I watched as Covid killed more black and Hispanic men and women than white men and women. I watched as my young Hispanic kindergarteners who did NOT have the benefit of being in the classroom fell desperately behind my white students who had consistent adult support and plenty of preschool experience. I felt helpless and sad and just pissed. off. Because of Covid, the equity we had been working so hard for in our school was gone, and we had little to no control over how or if it would reappear. Our kindergarten team brainstormed ways to make on-line learning equitable and we dug into everything we knew as teachers. I'll tell you one thing, none of the hundreds of professional books I own covered equitable online learning during a pandemic. In the end, we were disheartened by our lack of options. But we pushed on, knowing we could only control our end of the inequitable cards we were dealt.


So I did all the things to make me feel like I could do something, anything. I marched and spoke at BLM rally's. I signed petitions and started watching the YouTube series The Next Question. The link attached is a crushing review of the systemic racism in our public school system. I found myself adding more black voices to all of my social media. I read Jason Reynolds version of Stamped From The Beginning" by Ibram X. Kendi, and then White Fragility by Robin DiAngelo. " I binge watched all 10 episodes of America To Me . All day, for three days straight.

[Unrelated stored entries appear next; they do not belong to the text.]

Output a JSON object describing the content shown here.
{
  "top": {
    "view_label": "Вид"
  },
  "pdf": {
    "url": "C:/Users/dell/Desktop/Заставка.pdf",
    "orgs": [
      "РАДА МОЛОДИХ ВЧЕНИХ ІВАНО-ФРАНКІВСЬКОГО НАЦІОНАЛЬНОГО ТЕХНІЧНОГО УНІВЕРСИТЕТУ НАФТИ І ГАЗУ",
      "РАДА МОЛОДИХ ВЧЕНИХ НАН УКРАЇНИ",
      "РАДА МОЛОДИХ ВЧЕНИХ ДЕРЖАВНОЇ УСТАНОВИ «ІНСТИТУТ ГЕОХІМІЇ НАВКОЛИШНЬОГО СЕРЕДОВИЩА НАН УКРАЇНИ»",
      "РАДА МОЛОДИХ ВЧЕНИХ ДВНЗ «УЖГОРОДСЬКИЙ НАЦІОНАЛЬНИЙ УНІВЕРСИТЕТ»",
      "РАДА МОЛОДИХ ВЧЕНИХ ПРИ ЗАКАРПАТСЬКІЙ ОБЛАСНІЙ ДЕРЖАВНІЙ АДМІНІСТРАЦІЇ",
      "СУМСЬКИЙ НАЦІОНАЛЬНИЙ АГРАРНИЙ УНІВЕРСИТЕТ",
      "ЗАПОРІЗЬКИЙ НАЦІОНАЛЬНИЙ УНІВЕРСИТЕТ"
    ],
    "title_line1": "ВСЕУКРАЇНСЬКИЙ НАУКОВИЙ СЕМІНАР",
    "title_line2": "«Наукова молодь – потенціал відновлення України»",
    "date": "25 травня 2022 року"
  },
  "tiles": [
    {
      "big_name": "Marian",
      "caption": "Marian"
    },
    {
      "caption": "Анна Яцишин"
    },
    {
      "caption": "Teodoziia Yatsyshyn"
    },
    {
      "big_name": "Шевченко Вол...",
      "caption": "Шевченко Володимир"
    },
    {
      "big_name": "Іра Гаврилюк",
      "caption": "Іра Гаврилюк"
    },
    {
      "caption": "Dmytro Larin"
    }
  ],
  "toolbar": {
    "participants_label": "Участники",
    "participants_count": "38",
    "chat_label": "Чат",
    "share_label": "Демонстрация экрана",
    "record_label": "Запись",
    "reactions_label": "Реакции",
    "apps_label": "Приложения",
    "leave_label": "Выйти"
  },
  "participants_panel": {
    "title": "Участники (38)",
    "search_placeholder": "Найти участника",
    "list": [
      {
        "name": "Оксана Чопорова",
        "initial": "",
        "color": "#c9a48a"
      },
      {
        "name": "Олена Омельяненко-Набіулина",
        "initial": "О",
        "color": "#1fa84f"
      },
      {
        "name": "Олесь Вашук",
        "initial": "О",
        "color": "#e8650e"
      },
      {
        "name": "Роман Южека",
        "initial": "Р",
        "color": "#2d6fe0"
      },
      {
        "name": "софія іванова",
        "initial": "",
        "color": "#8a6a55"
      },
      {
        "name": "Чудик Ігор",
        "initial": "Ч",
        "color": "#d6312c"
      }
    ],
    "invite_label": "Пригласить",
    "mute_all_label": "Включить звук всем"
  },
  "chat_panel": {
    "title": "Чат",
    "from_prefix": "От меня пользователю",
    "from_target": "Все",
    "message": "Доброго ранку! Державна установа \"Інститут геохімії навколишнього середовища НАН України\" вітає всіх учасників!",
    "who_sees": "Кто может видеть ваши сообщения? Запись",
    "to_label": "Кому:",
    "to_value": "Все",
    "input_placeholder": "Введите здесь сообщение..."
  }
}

After all the marching and reading and watching I did the hardest of all the things. I looked inward and recognized that I myself had a boatload of implicit bias and racism. I realized that most of what I thought I knew about racism was wrong and until I started working for change, I would have to put myself in that category where white fragility and racism reign. Reading and watching all of the things gave me the opportunity to learn about what I didn't already know. Even so, I felt blind about how to put these ideas into my 16th year of teaching. Encouraged by a close friend to take a class on Anti-Racism, I took a deep breath, held my nose and dove head first into my "How To Be An Anti-Racist Educator" class. I began to know what I didn't know. I began to internalize as an educator what I knew, what I was learning and at the same time wished I didn't know. I began to see that some of the practices I'd set up to acknowledge all children did not acknowledge their differences in a positive way. "Color doesn't matter kids! We are all the same inside!" This phrase, although well intended, was an accidental U-turn on the VERY bumpy road of acknowledging the differences between white, black and brown skin. I'm pretty sure I pictured a rainbow over my room and all little white skinned children when I said that. As if they were better than a room full of black or brown skinned children.


This series of posts is my final project for my How to Be An Anti-L class. To answer the first question guiding my thinking, "What did I learn that I want to hold on to?" Everything. And nothing. I want to remember how the word "race" was a social construct. I want to remember how slavery began and has traveled through time, insidiously morphing into different forms so that it masked itself and became unrecognizable to the average white American. And the nothing? Racism in all its forms and how it operates systemically in our country. Once the race puzzle is put together in your brain it is something that you can't unknow. Now, I see it everyday, everywhere.


My dog is crashed out on my couch. I wanna be him. Because now.. I know.